It’s the question that everyone’s been asking since the summer of 2014 when oil first began its extraordinary fall in value. At the time, a barrel of Brent Crude was worth more than $110 and has since fallen to below $30 a barrel earlier this year, although at the time of going to press it was about $41 a barrel – still a drop of more than 63%.
With fuel costs largely accounting for a third of airlines’ entire running costs, the drop is a considerable boost for the bottom line for all concerned, with airlines reacting in a number of ways.
Qantas Airways has already started postponing the retirement of elderly aircraft as they become more cost-efficient, with CEO Alan Joyce recently admitting its two oldest Boeing 747s have had a stay of execution and remain in service.
Meanwhile Campbell Wilson, CEO of Singapore Airlines’ low-cost offshoot Scoot, has argued that fuel’s low cost will mean the opening of new routes that had previously considered economically unviable.

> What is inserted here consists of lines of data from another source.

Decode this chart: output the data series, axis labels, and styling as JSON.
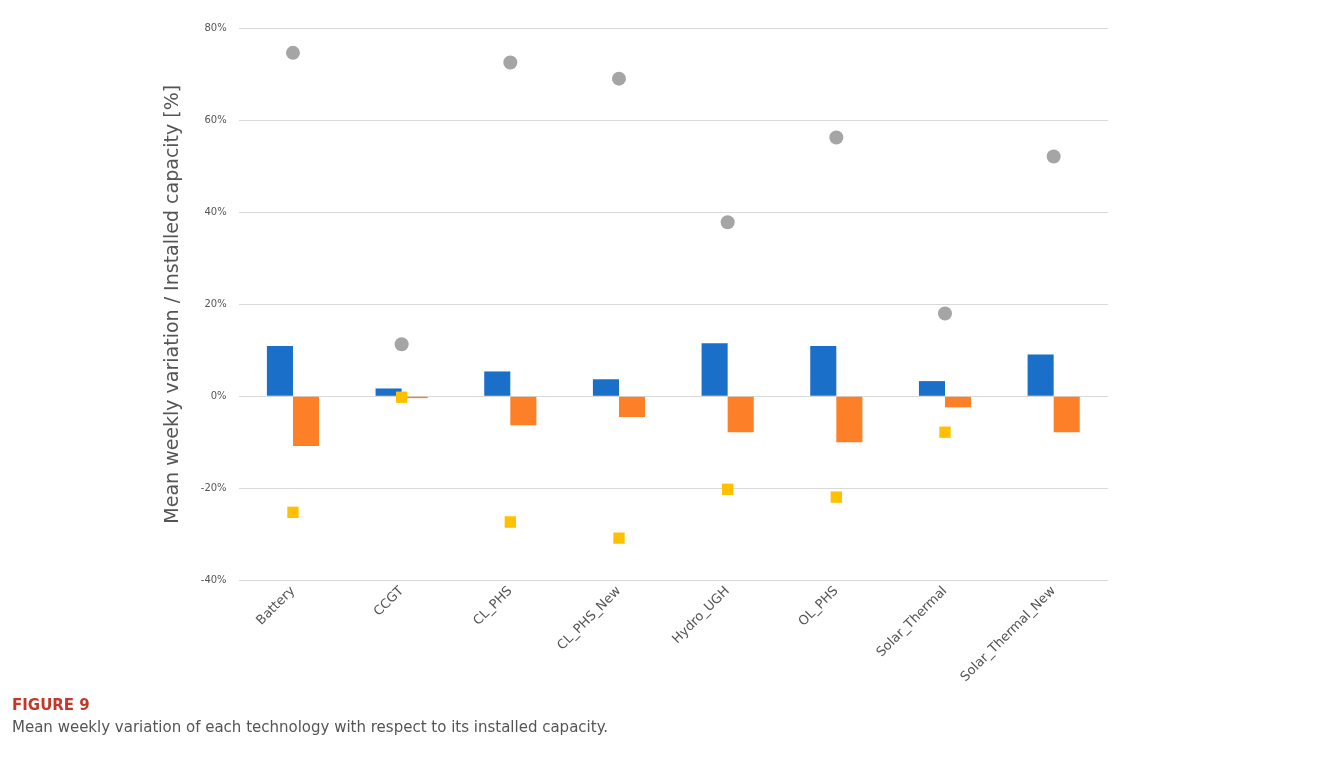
{
  "chart_data": {
    "type": "bar",
    "title": "FIGURE 9",
    "subtitle": "Mean weekly variation of each technology with respect to its installed capacity.",
    "ylabel": "Mean weekly variation / Installed capacity [%]",
    "categories": [
      "Battery",
      "CCGT",
      "CL_PHS",
      "CL_PHS_New",
      "Hydro_UGH",
      "OL_PHS",
      "Solar_Thermal",
      "Solar_Thermal_New"
    ],
    "series": [
      {
        "color": "#1a70c8",
        "values": [
          10.9,
          1.7,
          5.4,
          3.7,
          11.5,
          10.9,
          3.3,
          9.1
        ]
      },
      {
        "color": "#fd7f28",
        "values": [
          -10.8,
          -0.4,
          -6.3,
          -4.5,
          -7.8,
          -10.0,
          -2.4,
          -7.8
        ]
      },
      {
        "type": "scatter",
        "marker": "circle",
        "color": "#a5a5a5",
        "x": [
          "Battery",
          "CCGT",
          "CL_PHS",
          "CL_PHS_New",
          "Hydro_UGH",
          "OL_PHS",
          "Solar_Thermal",
          "Solar_Thermal_New"
        ],
        "values": [
          74.6,
          11.3,
          72.5,
          69.0,
          37.8,
          56.2,
          18.0,
          52.1
        ]
      },
      {
        "type": "scatter",
        "marker": "square",
        "color": "#ffc000",
        "x": [
          "Battery",
          "CCGT",
          "CL_PHS",
          "CL_PHS_New",
          "Hydro_UGH",
          "OL_PHS",
          "Solar_Thermal",
          "Solar_Thermal_New"
        ],
        "values": [
          -25.2,
          -0.2,
          -27.3,
          -30.8,
          -20.2,
          -21.9,
          -7.8,
          null
        ]
      }
    ],
    "ylim": [
      -40,
      80
    ],
    "yticks": [
      {
        "value": -40,
        "label": "-40%"
      },
      {
        "value": -20,
        "label": "-20%"
      },
      {
        "value": 0,
        "label": "0%"
      },
      {
        "value": 20,
        "label": "20%"
      },
      {
        "value": 40,
        "label": "40%"
      },
      {
        "value": 60,
        "label": "60%"
      },
      {
        "value": 80,
        "label": "80%"
      }
    ],
    "grid": "y",
    "legend": false
  }
}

However, before the industry rewrites the rulebook according to the new normal, perhaps the most important question to ask is how long can we expect it to last? Aviation jet fuel consultant and owner of Astor Consulting Tony Astor argues the current good times won’t last long, with the drop set for correction soon.
He adds: “There is obviously no doubt whatsoever that the rapid drop in fuel prices is improving the bottom line of the aircraft and airlines; lots of airlines have reported better results and that’s down to a drop in fuel price.
“Of course, the risk for them is all the suppliers of oil sorting the problems out and production will go back down and we will go back to where we were six to 12 months ago.”
However, Astor also believes that any correction to prices could lead to an equally dramatic swing in the opposite direction as many oil companies have sought to cut their own costs in the current market, adding: “For the whole industry to supply new consumers it needs to find new oil fields and develop them for production. What we’re seeing at the moment is people have stopped looking for oil and developing oil fields.
“We’re building up a big issue. In a couple of years we’ll probably need to go from 85 million barrels of oil a day to 90 million and we won’t be able to.” He added this could mean oil suddenly peaking at prices of $200 a barrel before finally stabilising at $50 or $60 a barrel in up to six years’ time.
Sven Carlson Aviation consulting managing director Carl Denton agrees the recent low cost of fuel is more likely to be temporary than long-term. He argues that with hedged fuel prices being more than today’s fuel prices, the industry is expecting the rise to be soon.
Overall, Denton says the move has been positive for the industry despite a stronger dollar, and while airlines with hedged fuel are just beginning to feel the benefits now, he believes they will last into the summer. However, he warns airports that if they are expecting this to lead to a brave new world of route development, those that aren’t primary airports will be disappointed.
He cites the example of Norwegian’s announcement in March that it would introduce three new routes out of Manchester to Barcelona, Alicante and Malaga, routes that were already being served by at least four other airlines, as proof that times have changed.
Denton says: “These routes are incredibly well served which indicates how confident Norwegian is. It believes there’s a big enough market available for it to compete but this is creating massive problems from a capacity point of view. If you look at Gatwick I think it is genuinely full and there’s nothing it can do about it.
“It is a risk-averse strategy, it is a balance between being on a well-served route or being the only one on an unserved route and generating customers. They [the airlines] would rather have a price war with someone and they’re not worried about putting more capacity on a route that is already well served.”
Astor added while secondary airports might not see the benefits of reduced fuel prices immediately, they should not give up quite yet, particularly if prices do stay down long term. Denton also argues that they can do more to help themselves in the current climate by rethinking how they can best attract the airlines. “For secondary airports, I think the old days of commercial incentives are running down,” he says.
“Small airports need to be a lot more creative and look at partnerships with airlines and tourist boards. It is not just about what the airport can do, it is about what the tourist boards can do. If it is a leisure destination they have to be involved with the tourist board in the area but they have to understand what the airline wants.”
Denton adds other potential partner airports can consider including local travel agents and hoteliers as they seek to build a case for a new route on the strength of the entire destination, not just the airport itself. He believes new deals which would see airports share the risk as well as the profits with any airline introducing a new route will also prove commercially successful.
In short, while no one quite knows how long the new normal will last, it seems airports can best prepare for the future by focusing on the abnormal. A range of new commercial strategies will keep them ahead of their competitors, wherever they may be.